I swatted Pinky's trunk away from my head, since, it's hard to get up and do a song and dance with an elephant trunk buzzing about your face. I answered in earnest, which is to say that I went to school in Indiana, but I happen to be from Pittsburgh, took an internship opportunity in Orlando upon graduation, decided that central FL wasn't for me, returned home to work for several months, and then found myself out here in San Diego upon a strong suggestion. The two jobs I had just previously held in that short amount of time, well, they hadn't quite worked out.

Step, ball change, padaboure, kick, kick, and pose. Take five, get some water.

"Yes, but here's the thing," she continued as I caught my breath. "I see that you have some wonderful skills, but when I take an application like this to my boss and they see all of the job hopping, they don't have very much confidence in you as a candidate. Tell us why we should hire you anyway."

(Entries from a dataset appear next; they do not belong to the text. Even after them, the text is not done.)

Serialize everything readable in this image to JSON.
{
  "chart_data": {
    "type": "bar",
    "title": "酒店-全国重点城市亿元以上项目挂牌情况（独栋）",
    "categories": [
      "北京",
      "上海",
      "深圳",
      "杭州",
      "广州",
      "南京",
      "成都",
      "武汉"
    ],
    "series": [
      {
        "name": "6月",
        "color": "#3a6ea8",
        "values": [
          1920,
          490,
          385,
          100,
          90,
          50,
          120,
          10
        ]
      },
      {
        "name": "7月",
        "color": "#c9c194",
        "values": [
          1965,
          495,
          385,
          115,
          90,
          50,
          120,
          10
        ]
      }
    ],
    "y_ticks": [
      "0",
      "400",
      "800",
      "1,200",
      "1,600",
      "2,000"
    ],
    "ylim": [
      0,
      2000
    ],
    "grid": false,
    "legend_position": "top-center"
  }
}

I was winded, but I still had energy enough in me to chassé through the end of the interview, probably extolling the virtues of my communication skills and ability to assimilate new computer programs as I went. When it was over, Pinky stood up and lumbered out of the room, down the stairs, and out into the parking lot to wait in the car, his job having been done. I was still clinging to some desperate hope that he hadn't been disruptful enough to cost me the position, but by the time the rejection letter showed up a week later, I knew (and had confirmation from the Roommate) that my job history had become a liability. At least the employers who are looking to take someone on a permanent, full-time basis and invest in their 401(k). It was a crushing blow to my self-esteem, but thankfully, the dry spell ended shortly thereafter when I found work in the "technical operations" department of a hockey equipment retailer. They hired on a temp-to-perm basis, and I stayed put for two years-- about 20 months longer than I wanted to because the job was a dead-ender.

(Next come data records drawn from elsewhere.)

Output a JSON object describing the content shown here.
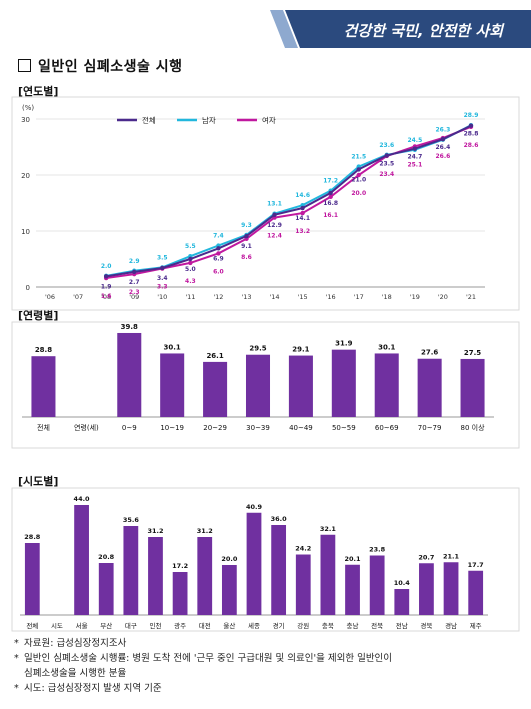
{
  "banner": {
    "slogan": "건강한 국민, 안전한 사회"
  },
  "title": "일반인 심폐소생술 시행",
  "sections": {
    "year": "[연도별]",
    "age": "[연령별]",
    "region": "[시도별]"
  },
  "chart_data": [
    {
      "type": "line",
      "ylabel": "(%)",
      "ylim": [
        0,
        30
      ],
      "yticks": [
        "0",
        "10",
        "20",
        "30"
      ],
      "x": [
        "'06",
        "'07",
        "'08",
        "'09",
        "'10",
        "'11",
        "'12",
        "'13",
        "'14",
        "'15",
        "'16",
        "'17",
        "'18",
        "'19",
        "'20",
        "'21"
      ],
      "legend_position": "top",
      "grid": true,
      "series": [
        {
          "name": "전체",
          "color": "#4b2a8c",
          "values": [
            null,
            null,
            1.9,
            2.7,
            3.4,
            5.0,
            6.9,
            9.1,
            12.9,
            14.1,
            16.8,
            21.0,
            23.5,
            24.7,
            26.4,
            28.8
          ],
          "labels": [
            null,
            null,
            "1.9",
            "2.7",
            "3.4",
            "5.0",
            "6.9",
            "9.1",
            "12.9",
            "14.1",
            "16.8",
            "21.0",
            "23.5",
            "24.7",
            "26.4",
            "28.8"
          ]
        },
        {
          "name": "남자",
          "color": "#22b7dd",
          "values": [
            null,
            null,
            2.0,
            2.9,
            3.5,
            5.5,
            7.4,
            9.3,
            13.1,
            14.6,
            17.2,
            21.5,
            23.6,
            24.5,
            26.3,
            28.9
          ],
          "labels": [
            null,
            null,
            "2.0",
            "2.9",
            "3.5",
            "5.5",
            "7.4",
            "9.3",
            "13.1",
            "14.6",
            "17.2",
            "21.5",
            "23.6",
            "24.5",
            "26.3",
            "28.9"
          ]
        },
        {
          "name": "여자",
          "color": "#c0189f",
          "values": [
            null,
            null,
            1.6,
            2.3,
            3.3,
            4.3,
            6.0,
            8.6,
            12.4,
            13.2,
            16.1,
            20.0,
            23.4,
            25.1,
            26.6,
            28.6
          ],
          "labels": [
            null,
            null,
            "1.6",
            "2.3",
            "3.3",
            "4.3",
            "6.0",
            "8.6",
            "12.4",
            "13.2",
            "16.1",
            "20.0",
            "23.4",
            "25.1",
            "26.6",
            "28.6"
          ]
        }
      ]
    },
    {
      "type": "bar",
      "color": "#7030a0",
      "categories": [
        "전체",
        "연령(세)",
        "0~9",
        "10~19",
        "20~29",
        "30~39",
        "40~49",
        "50~59",
        "60~69",
        "70~79",
        "80 이상"
      ],
      "values": [
        28.8,
        null,
        39.8,
        30.1,
        26.1,
        29.5,
        29.1,
        31.9,
        30.1,
        27.6,
        27.5
      ],
      "labels": [
        "28.8",
        "",
        "39.8",
        "30.1",
        "26.1",
        "29.5",
        "29.1",
        "31.9",
        "30.1",
        "27.6",
        "27.5"
      ],
      "ylim": [
        0,
        45
      ]
    },
    {
      "type": "bar",
      "color": "#7030a0",
      "categories": [
        "전체",
        "시도",
        "서울",
        "부산",
        "대구",
        "인천",
        "광주",
        "대전",
        "울산",
        "세종",
        "경기",
        "강원",
        "충북",
        "충남",
        "전북",
        "전남",
        "경북",
        "경남",
        "제주"
      ],
      "values": [
        28.8,
        null,
        44.0,
        20.8,
        35.6,
        31.2,
        17.2,
        31.2,
        20.0,
        40.9,
        36.0,
        24.2,
        32.1,
        20.1,
        23.8,
        10.4,
        20.7,
        21.1,
        17.7
      ],
      "labels": [
        "28.8",
        "",
        "44.0",
        "20.8",
        "35.6",
        "31.2",
        "17.2",
        "31.2",
        "20.0",
        "40.9",
        "36.0",
        "24.2",
        "32.1",
        "20.1",
        "23.8",
        "10.4",
        "20.7",
        "21.1",
        "17.7"
      ],
      "ylim": [
        0,
        50
      ]
    }
  ],
  "notes": [
    "자료원: 급성심장정지조사",
    "일반인 심폐소생술 시행률: 병원 도착 전에 '근무 중인 구급대원 및 의료인'을 제외한 일반인이",
    "심폐소생술을 시행한 분율",
    "시도: 급성심장정지 발생 지역 기준"
  ]
}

When you're a kid in school looking to put gas in your car and maybe sock some money away for your college education, the job history, complex skills, and wow-factor don't matter quite so much. At 23 with a bachelor's degree, I was grossly overqualified for those gigs anymore. Long hours, low pay, usually came home smelling like my decidedly non-ambient environment...I had learned a lot since then. Sometimes I like to think back on it, back before I had a corporate e-mail account and had to wear a nametag. (Though I had a job with both requirements later, which is another story for another time.) Back to the simpler times when a job was just something I did when I wasn't in class.

In fact, all of this was leading me back to that, some stories here and there about the jobs I've had and the people I've worked with. I was inspired by the book I had literally just finished reading this evening, Cooking Dirty by Jason Sheehan. Sheehan was a dishwasher-turned-line-cook-turned-chef-turned-writer/critic who tells his story of coming up in the greasy hot kitchens all over Rochester, NY, Tampa, FL and a few other states on the other end of the country. I relate to the hopping for what should be obvious reasons by now, and also I was a dishwasher at a major food chain diner for a few summers to help put myself through school. It was an uninteresting job with some very interesting characters indeed.

But, that, too, that's another story (or two) for another time.